The Australian newspaper reported yesterday that “households and businesses face extended power price pain into next year after the energy market operator revealed the cost of generating electricity rose 31 per cent in the three months to June”.
Labor’s “energy” minister Chris Bowen, who must roll out 22,000 solar panels per day, 40 industrial wind towers per month and 10,000 kilometres of new transmission towers and wire by 2030 to meet Labor’s target of reducing emission by 83 per cent, keeps asserting that renewables are the cheapest form of energy.
But despite years of billions of dollars of taxpayer subsidies for wind and solar, anyone who has paid an electricity bill in the last 10 years has seen only hikes.
Bowen’s words don’t ring true and are unlikely to ever be realised.
In a column in the Australian today, Claire Lehmann reveals that this claim rests upon one CSIRO report that does not include the costs of constructing the massive number of solar panels, windmills, hydro and transmission lines needed to convert to renewable energy.
Citing the findings of German-American energy economist Robert Idel, Lehmann writes:
When taking into account the full cost of renewables to an energy system, solar is 14 times more costly than nuclear energy, and wind is 4.7 times more costly.
In Texas, his methodology calculates that solar is 3.3 times more costly than nuclear, and wind is 2.3 times more costly.
We keep hearing about storage but the battery technology to store the electricity required to power a modern city for more than a few minutes has not yet been invented.
When asked on 2GB last week how the renewable infrastructure would be built in time by 2030 to meet Labor’s policy ambitions, Anthony Albanese could not say but simply offered the words “technology is changing” and “we have to do this”.
Anyone who knows anything about public policy knows hope is not a strategy.
Australia’s bipartisan net zero energy policy, driven by climate alarmism, is a shambles.
Family First believes Australia’s advantage as an energy superpower should not have been squandered at the behest of global elites spruiking climate alarmism.
While Opposition Leader Peter Dutton is making some encouraging noises about nuclear energy, there is no sign he would stop the roll-out of windmills and solar panels in pursuit of the globalist net zero obligations his predecessor as Liberal leader Scott Morrison signed the nation to.
To try and provide relief for the cost-of-living crisis created by both sides of politics, the Albanese Government is shelling out $3 billion of taxpayers’ money to five million low-income households to relieve the cost of electricity.

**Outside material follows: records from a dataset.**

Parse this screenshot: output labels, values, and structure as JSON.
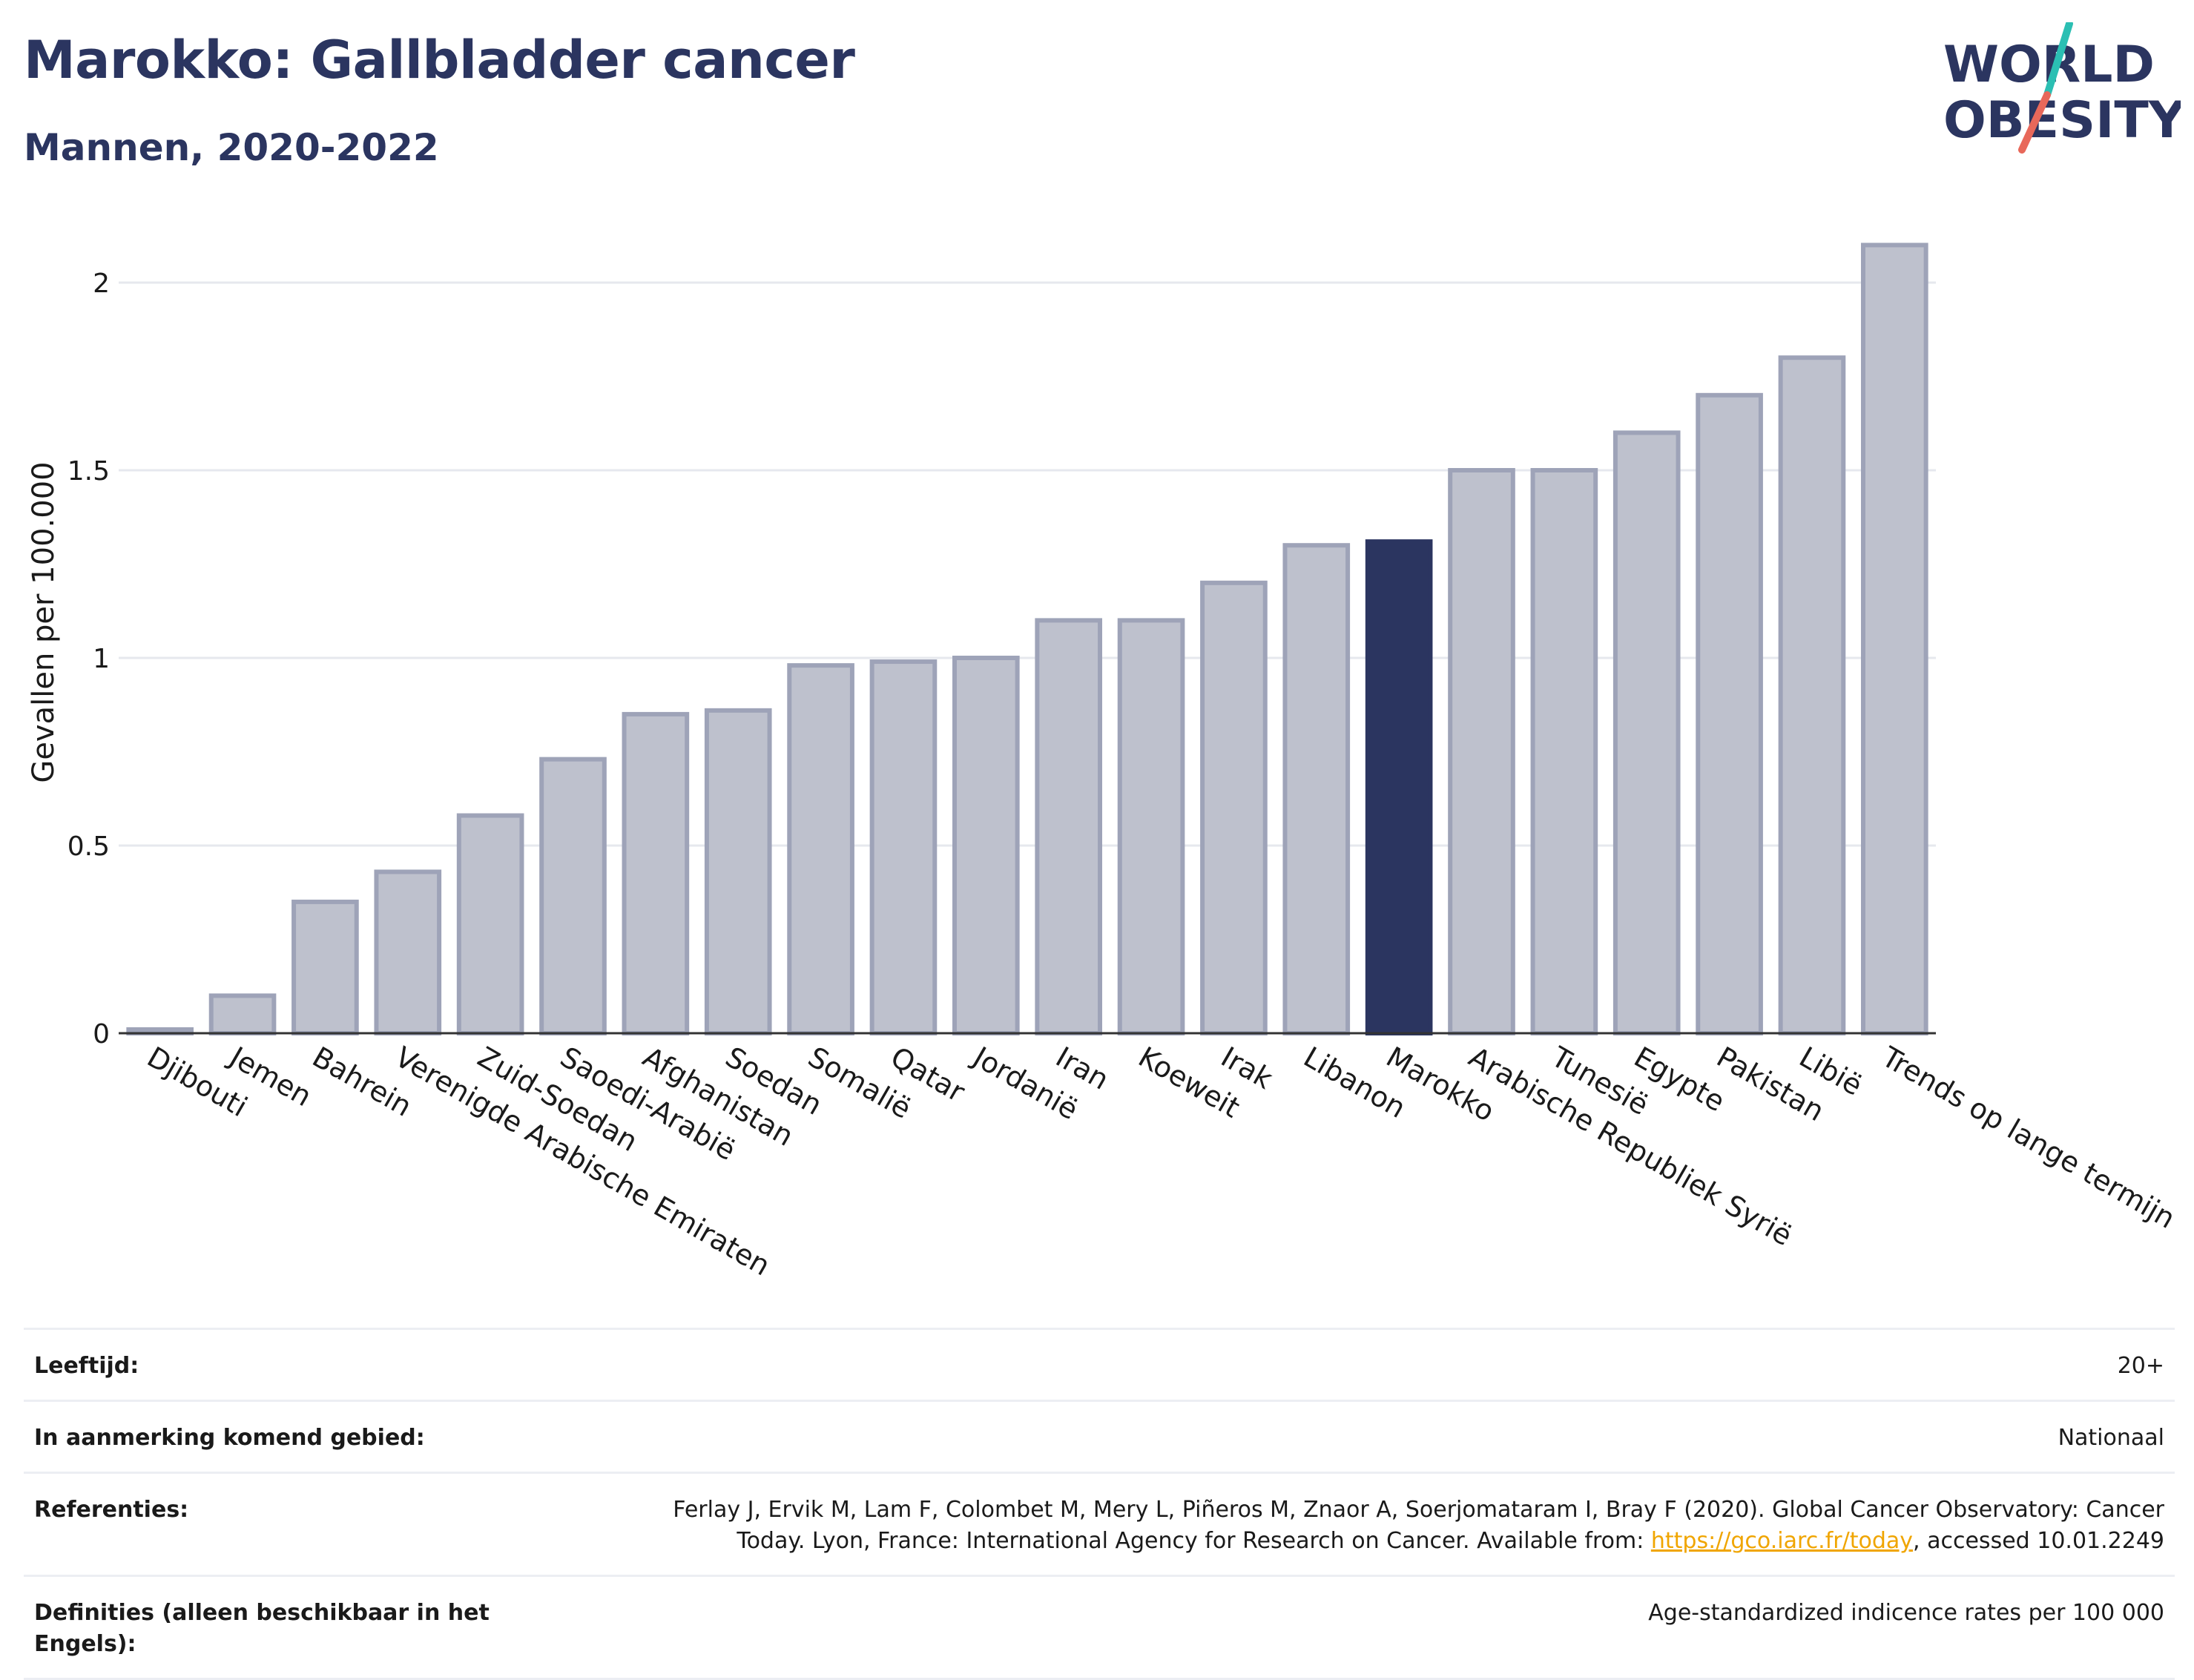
{
  "header": {
    "title": "Marokko: Gallbladder cancer",
    "subtitle": "Mannen, 2020-2022"
  },
  "logo": {
    "line1": "WORLD",
    "line2": "OBESITY",
    "accent_teal": "#2bbfb3",
    "accent_red": "#e8685a",
    "text_color": "#2b3560"
  },
  "chart_data": {
    "type": "bar",
    "ylabel": "Gevallen per 100.000",
    "ylim": [
      0,
      2.15
    ],
    "yticks": [
      0,
      0.5,
      1,
      1.5,
      2
    ],
    "ytick_labels": [
      "0",
      "0.5",
      "1",
      "1.5",
      "2"
    ],
    "grid": true,
    "categories": [
      "Djibouti",
      "Jemen",
      "Bahrein",
      "Verenigde Arabische Emiraten",
      "Zuid-Soedan",
      "Saoedi-Arabië",
      "Afghanistan",
      "Soedan",
      "Somalië",
      "Qatar",
      "Jordanië",
      "Iran",
      "Koeweit",
      "Irak",
      "Libanon",
      "Marokko",
      "Arabische Republiek Syrië",
      "Tunesië",
      "Egypte",
      "Pakistan",
      "Libië",
      "Trends op lange termijn"
    ],
    "values": [
      0.01,
      0.1,
      0.35,
      0.43,
      0.58,
      0.73,
      0.85,
      0.86,
      0.98,
      0.99,
      1.0,
      1.1,
      1.1,
      1.2,
      1.3,
      1.31,
      1.5,
      1.5,
      1.6,
      1.7,
      1.8,
      2.1
    ],
    "highlight": "Marokko",
    "colors": {
      "bar_fill": "#bec1cd",
      "bar_stroke": "#9ea3b8",
      "highlight": "#2b3560",
      "grid": "#e6e8ee",
      "axis": "#333333"
    }
  },
  "meta": {
    "rows": [
      {
        "label": "Leeftijd:",
        "value": "20+"
      },
      {
        "label": "In aanmerking komend gebied:",
        "value": "Nationaal"
      }
    ],
    "references": {
      "label": "Referenties:",
      "text_line1": "Ferlay J, Ervik M, Lam F, Colombet M, Mery L, Piñeros M, Znaor A, Soerjomataram I, Bray F (2020). Global Cancer Observatory: Cancer",
      "text_line2_before": "Today. Lyon, France: International Agency for Research on Cancer. Available from: ",
      "link": "https://gco.iarc.fr/today",
      "text_line2_after": ", accessed 10.01.2249"
    },
    "definitions": {
      "label": "Definities (alleen beschikbaar in het Engels):",
      "value": "Age-standardized indicence rates per 100 000"
    }
  }
}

Albanese is clearly embarrassed by his pre-election promise that bills would come down by $275 per year.
It’s rare for government money being shovelled out like this not to act like petrol on a dumpster fire when it comes to inflation.
Politicians who failed to plan the economics and engineering of a rush to renewables are making the cost-of-living crisis worse.
Family First is working to get people into parliaments around our nation who will make the case for a return to energy policy which delivers affordable and reliable electricity, restoring Australia’s competitive advantage and prosperity. If we wish to continue on a low emissions path, that will inevitably involve nuclear energy.